Pisapia: “il PD non candidi Renzi”

20 settembre 2017, di Giovanni Falcone

Pisapia: “il PD non candidi Renzi”

Nella comune convinzione che nella vita, a prescindere dalle nostre rispettive convinzioni politiche, religiose o quant’altro, ognuno di noi ha una croce da portare e un calvario da sopportare.

Chi ha votato Partito democratico, chi fa parte del popolo del SI, essendosi allocato dal referendum 4 dicembre 2016 all’opposto dell’accozzaglia di sinistra, deve sopportare con una cadenza quotidiana le uscite pubbliche di soloni del calibro dell’ex Sindaco di Milano, al secolo Giuliano Pisapia, del Dalai Lama nazionale, al secolo Andrea Orlando, quello che non alza muri  ma costruisce ponti e che vuole unire, costi quel che costi, anche con il rischio di non fare niente, non fare le riforme ma tirare a campare, come succede in politica quando non si è d’accordo su nulla e si viaggia, come si diceva una volta, a “convergenze parallele”.

Per non parlare poi degli altri sparring partner come Cuperlo, altro personaggio del Medioevo che parla, parla, parla ma ancora adesso, almeno io, salvo che vedere Renzi morto, non ho capito niente.

Insomma, chi è del Partito democratico è condannata a sopportare una “pena al giorno”. Adesso l’ultima, in ordine di tempo l’ha tuonata Pisapia: “Il PD non candidi Renzi”.

Lettera aperta alla Sinistra Assortita Italiana

Egregi Signori della Sinistra Assortita Italiana, chi vi scrive è un convinto sostenitore della Riforma costituzionale, ahimè bocciata insieme all’accozzaglia, anche con la Vs partecipazione.

Noi popolo del SI, siamo in 13 milioni, il 41% degli aventi diritto al voto che, più di prima, siamo convinti che l’Italia si possa cambiare, possa essere più semplice con una politica meno costosa – anche riducendo molte poltrone e forse anche le vostre.

Noi, popolo del SI, anche se non siamo stati abbastanza numerosi da far passere la “riforma costituzionale”, siamo quelli che abbiamo convintamente contribuito a riportare Matteo Renzi alla guida del Partito democratico, nella comune convinzione che possa essere l’unico, nel raggio di un milione di chilometri a realizzare le riforme che questo disgraziato e bellissimo Paese aspetta da mezzo secolo.

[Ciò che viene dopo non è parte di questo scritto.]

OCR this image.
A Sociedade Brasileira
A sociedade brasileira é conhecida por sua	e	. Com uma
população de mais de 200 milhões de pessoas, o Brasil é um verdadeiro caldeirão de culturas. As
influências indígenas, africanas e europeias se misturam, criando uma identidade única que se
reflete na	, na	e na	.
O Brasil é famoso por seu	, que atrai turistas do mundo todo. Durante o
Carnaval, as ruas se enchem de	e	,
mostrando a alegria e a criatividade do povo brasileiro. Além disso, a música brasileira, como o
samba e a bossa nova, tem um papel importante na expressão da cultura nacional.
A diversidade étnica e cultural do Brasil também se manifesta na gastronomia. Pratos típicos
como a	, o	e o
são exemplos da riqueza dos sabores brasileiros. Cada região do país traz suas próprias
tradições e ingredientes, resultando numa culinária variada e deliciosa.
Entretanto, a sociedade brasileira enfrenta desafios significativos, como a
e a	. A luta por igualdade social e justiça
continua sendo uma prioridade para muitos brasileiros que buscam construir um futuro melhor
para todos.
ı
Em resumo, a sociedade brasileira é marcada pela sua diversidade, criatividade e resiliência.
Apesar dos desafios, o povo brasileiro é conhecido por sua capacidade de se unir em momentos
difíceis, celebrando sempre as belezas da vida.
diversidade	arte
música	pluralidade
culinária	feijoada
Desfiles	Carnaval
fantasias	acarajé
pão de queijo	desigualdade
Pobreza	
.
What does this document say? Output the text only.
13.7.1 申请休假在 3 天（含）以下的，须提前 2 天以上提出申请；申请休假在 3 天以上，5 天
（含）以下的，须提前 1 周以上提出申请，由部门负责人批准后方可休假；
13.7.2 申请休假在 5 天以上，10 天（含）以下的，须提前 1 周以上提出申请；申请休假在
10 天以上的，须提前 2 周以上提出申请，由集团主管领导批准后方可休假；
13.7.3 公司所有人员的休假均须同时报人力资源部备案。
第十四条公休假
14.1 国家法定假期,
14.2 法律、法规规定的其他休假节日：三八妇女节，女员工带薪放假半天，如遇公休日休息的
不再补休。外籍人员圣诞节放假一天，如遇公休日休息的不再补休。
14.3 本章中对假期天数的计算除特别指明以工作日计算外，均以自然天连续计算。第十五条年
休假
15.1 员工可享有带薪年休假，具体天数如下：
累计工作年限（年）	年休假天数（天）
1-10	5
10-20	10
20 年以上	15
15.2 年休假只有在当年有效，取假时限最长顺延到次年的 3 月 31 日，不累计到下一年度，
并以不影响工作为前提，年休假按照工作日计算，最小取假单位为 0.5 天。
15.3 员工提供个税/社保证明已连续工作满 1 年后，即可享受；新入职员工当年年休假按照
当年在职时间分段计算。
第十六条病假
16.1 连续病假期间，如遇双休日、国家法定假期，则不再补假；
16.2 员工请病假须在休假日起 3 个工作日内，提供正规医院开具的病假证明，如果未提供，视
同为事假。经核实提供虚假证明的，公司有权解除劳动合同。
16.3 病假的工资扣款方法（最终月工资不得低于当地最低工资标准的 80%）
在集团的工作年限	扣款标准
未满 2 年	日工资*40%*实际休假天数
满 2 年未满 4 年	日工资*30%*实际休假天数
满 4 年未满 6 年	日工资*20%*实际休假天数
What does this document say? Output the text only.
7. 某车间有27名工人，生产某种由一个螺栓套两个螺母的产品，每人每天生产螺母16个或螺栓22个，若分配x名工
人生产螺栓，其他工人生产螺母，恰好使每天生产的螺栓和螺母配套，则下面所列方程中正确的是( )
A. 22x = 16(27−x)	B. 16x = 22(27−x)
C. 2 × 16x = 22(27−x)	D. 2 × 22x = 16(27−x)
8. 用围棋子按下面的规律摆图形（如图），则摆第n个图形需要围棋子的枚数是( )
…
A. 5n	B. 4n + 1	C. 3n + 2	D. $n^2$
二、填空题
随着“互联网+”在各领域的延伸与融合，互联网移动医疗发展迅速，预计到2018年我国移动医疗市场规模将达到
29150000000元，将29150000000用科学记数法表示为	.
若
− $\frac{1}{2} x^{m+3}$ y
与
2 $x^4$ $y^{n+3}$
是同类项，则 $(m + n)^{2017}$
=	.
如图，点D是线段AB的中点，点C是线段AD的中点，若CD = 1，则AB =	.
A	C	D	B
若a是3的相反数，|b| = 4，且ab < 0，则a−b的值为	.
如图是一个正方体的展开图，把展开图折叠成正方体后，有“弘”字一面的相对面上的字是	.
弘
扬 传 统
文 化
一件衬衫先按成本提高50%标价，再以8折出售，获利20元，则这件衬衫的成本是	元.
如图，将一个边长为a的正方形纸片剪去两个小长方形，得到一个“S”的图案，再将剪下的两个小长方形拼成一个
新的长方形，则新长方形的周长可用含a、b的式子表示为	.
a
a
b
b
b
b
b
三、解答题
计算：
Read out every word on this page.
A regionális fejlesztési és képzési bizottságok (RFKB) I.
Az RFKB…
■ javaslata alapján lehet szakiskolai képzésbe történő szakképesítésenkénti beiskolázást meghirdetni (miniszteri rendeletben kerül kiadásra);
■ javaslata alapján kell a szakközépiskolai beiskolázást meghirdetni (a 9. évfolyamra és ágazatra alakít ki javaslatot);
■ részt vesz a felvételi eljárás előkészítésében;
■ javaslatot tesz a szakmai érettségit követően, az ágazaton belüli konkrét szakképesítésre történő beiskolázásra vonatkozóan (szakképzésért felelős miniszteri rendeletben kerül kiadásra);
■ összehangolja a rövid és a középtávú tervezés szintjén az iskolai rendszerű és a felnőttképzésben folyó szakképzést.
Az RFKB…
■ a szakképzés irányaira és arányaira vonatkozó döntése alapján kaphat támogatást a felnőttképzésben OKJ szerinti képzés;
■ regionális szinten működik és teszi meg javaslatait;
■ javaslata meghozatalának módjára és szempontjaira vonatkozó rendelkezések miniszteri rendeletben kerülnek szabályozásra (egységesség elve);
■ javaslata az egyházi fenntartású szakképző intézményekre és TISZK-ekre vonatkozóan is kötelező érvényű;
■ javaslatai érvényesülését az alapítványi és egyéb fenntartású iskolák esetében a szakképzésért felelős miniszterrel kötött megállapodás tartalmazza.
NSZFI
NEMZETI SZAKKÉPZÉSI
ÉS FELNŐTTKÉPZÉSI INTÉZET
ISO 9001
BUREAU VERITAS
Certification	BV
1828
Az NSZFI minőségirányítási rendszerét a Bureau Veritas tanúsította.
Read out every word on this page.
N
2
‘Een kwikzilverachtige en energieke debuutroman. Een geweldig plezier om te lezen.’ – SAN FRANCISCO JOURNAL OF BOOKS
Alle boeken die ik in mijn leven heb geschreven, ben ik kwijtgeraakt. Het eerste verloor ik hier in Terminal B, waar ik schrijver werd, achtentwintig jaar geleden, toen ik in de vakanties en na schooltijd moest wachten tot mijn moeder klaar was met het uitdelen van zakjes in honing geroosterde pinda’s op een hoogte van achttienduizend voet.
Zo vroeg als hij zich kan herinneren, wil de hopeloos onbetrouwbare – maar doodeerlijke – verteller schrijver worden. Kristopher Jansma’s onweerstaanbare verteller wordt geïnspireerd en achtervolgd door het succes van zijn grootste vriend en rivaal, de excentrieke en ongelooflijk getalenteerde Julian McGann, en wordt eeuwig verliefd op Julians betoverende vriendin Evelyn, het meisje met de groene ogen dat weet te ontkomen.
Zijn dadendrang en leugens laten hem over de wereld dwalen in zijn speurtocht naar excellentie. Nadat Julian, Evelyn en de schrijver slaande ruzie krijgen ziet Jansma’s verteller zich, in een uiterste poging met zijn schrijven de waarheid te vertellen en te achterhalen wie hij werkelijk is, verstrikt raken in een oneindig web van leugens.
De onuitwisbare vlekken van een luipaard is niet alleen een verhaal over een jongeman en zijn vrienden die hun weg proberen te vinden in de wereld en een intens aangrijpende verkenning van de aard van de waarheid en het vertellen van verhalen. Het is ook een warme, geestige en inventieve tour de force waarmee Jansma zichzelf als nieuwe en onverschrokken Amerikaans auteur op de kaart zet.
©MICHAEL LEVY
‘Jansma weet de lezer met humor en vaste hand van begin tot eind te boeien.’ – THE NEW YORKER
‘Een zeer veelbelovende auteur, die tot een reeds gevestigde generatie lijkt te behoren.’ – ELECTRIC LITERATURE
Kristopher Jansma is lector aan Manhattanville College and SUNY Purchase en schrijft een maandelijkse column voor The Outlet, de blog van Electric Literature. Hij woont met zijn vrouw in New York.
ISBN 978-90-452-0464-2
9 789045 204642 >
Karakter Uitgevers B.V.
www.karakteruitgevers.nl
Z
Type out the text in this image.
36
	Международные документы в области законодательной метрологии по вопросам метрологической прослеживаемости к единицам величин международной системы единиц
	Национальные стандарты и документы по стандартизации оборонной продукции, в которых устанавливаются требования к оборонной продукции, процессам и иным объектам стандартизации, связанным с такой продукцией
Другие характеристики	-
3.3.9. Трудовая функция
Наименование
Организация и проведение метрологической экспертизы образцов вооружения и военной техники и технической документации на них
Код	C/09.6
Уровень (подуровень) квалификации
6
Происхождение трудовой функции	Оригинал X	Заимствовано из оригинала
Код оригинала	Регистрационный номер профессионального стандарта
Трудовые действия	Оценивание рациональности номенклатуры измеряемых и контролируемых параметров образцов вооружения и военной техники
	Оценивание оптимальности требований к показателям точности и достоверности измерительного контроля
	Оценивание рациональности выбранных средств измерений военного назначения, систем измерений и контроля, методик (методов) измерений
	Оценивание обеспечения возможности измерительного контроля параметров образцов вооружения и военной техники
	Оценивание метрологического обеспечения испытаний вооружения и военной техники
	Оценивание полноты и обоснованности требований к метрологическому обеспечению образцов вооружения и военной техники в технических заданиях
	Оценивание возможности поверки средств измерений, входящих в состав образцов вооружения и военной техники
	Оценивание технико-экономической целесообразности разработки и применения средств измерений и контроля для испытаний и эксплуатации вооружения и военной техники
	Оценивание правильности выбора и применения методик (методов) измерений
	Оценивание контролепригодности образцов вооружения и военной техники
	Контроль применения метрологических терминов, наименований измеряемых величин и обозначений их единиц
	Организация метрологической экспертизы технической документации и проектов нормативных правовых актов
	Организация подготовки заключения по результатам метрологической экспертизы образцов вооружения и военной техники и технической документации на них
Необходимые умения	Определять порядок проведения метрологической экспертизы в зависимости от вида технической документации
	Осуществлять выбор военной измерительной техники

Sono le stesse riforme delle quali Voi, accozzaglia, avete sempre parlato, parlato e parlato ma non essendo d’accordo su nulla, salvo l’esigenza di conservare la poltrona per svariati decenni come se si trattasse di una eredità, non avete mai deciso perché incapaci a trovare una sintesi.

Noi popolo del SI, non solo gradiremmo molto che Voi vi dedicaste ad altro, convinti come siamo che la politica non è il vostro mestiere, ma siamo determinati a votare l’unico candidato Premier in grado di restituire una dignità all’Italia: Matteo RENZI.

Spiacente di avervi conosciuto.

Distintamente!

gf

 

NOTA BENE: Le opinioni espresse e le raccomandazioni formulate sono da considerare personali e non rispecchiano necessariamente quelle di Wall Street Italia, i cui orientamento e linea editoriale rimangono indipendenti e neutri.